RBNZ Rate Decision: 25 bps Cut or 50 bps?
The market is in as close to agreement as it can be that the RBNZ will cut rates when its May meeting ends on Tuesday. But there is considerable uncertainty about what it will do after that, allowing for the chance of a 50bps cut. Which means more chance of volatility in the markets as traders try to figure out what comes next.
Traditionally the Aussie and Kiwi move in tandem, given the similarities between their economies. The situation in China and the potential effects of tariffs have put a bit of a wobble in that tradition of late. However, given the RBA’s cut last week, the trend would be to expect a similar move from the RNBZ. But, also last week, New Zealand’s central bank published a quarterly business survey that sowed some doubts about what’s going to happen.
Strong Vote From Economists
According to Reuters’ latest polling (which was conducted before the quarterly business review), 97% of economists project a 25 bps cut in the OCR at the upcoming meeting. Two thirds then expect a rate cut at the meeting after that. This expectation of rapid easing has left some analysts calling for a 50 bps cut, to give a clearer signal to the markets.
They point to the deteriorating global economic conditions plus the lackluster budget that has left investors uninspired in New Zealand’s growth prospects. In other words, the RBNZ will have to do the heavy lifting to get the Kiwi economy growing enough to prevent inflation from falling past the target and into deflationary territory. That would pose an even bigger headache for the central bank.
The Three Scenarios
Analysts the outcome of the meeting falling into three categories. The first, and which isn’t considered all that likely, is a 25 bps cut followed by no meaningful change in the RBNZ’s forward guidance. Given the global situation, they could do this by leaning on the uncertainty narrative that has been popular with other central banks.
The other, possibly less likely scenario is for the RBNZ to rip the bandaid off, as it were, and go for a 50 bps cut. This would be a substantial shift in the bank’s policy, and would likely come with some implications of further easing.

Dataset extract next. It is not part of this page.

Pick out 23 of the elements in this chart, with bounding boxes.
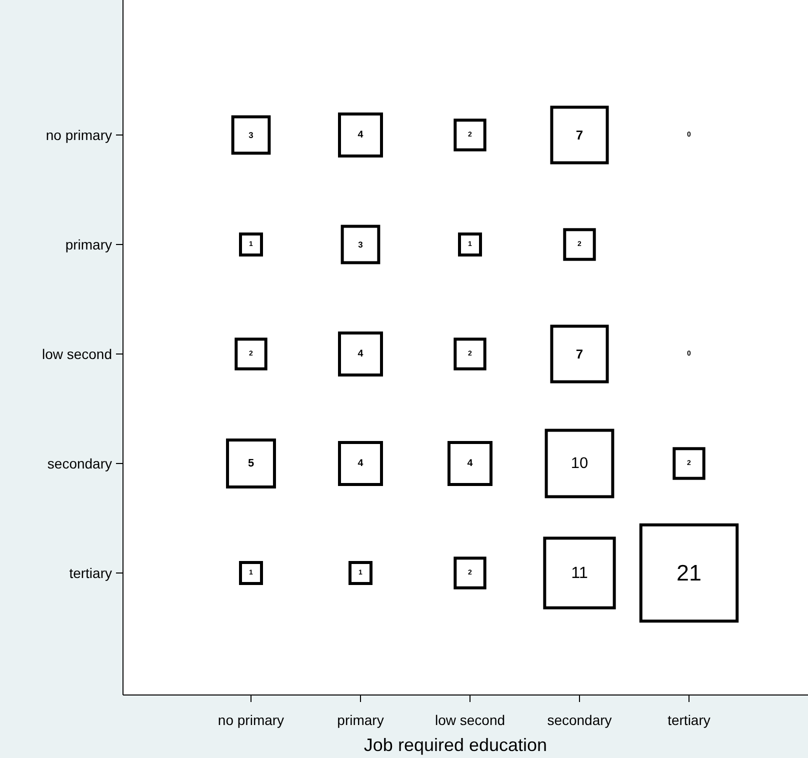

The “shock and awe” tactic would be aimed at boosting the internal economy, but would likely weaken the currency.
What’s Likely to Happen and the Market Reaction
The more likely scenario is that the RBNZ will deliver 25 bps and leave the door wide open for further rate cuts ahead. But it can still leave some volatility in the Kiwi as traders who have bet on the other scenarios readjust. One of the factors that makes this more likely is that the RBNZ is functioning under an interim Governor. Christian Hawksby is at the top post for six months pending a formal appointment. As a caretaker administration, the bank might be more inclined to not want to shake things up too much.
How much of a market move there will be will likely depend on how much of a surprise there is. And that could be a bit tricky to gauge, as it could come down to how investors interpret Hawkesby’s commentary. Overall, the market expects easing, so it’s just a debate of how fast the cuts will be, and therefore how week the New Zealand dollar can get.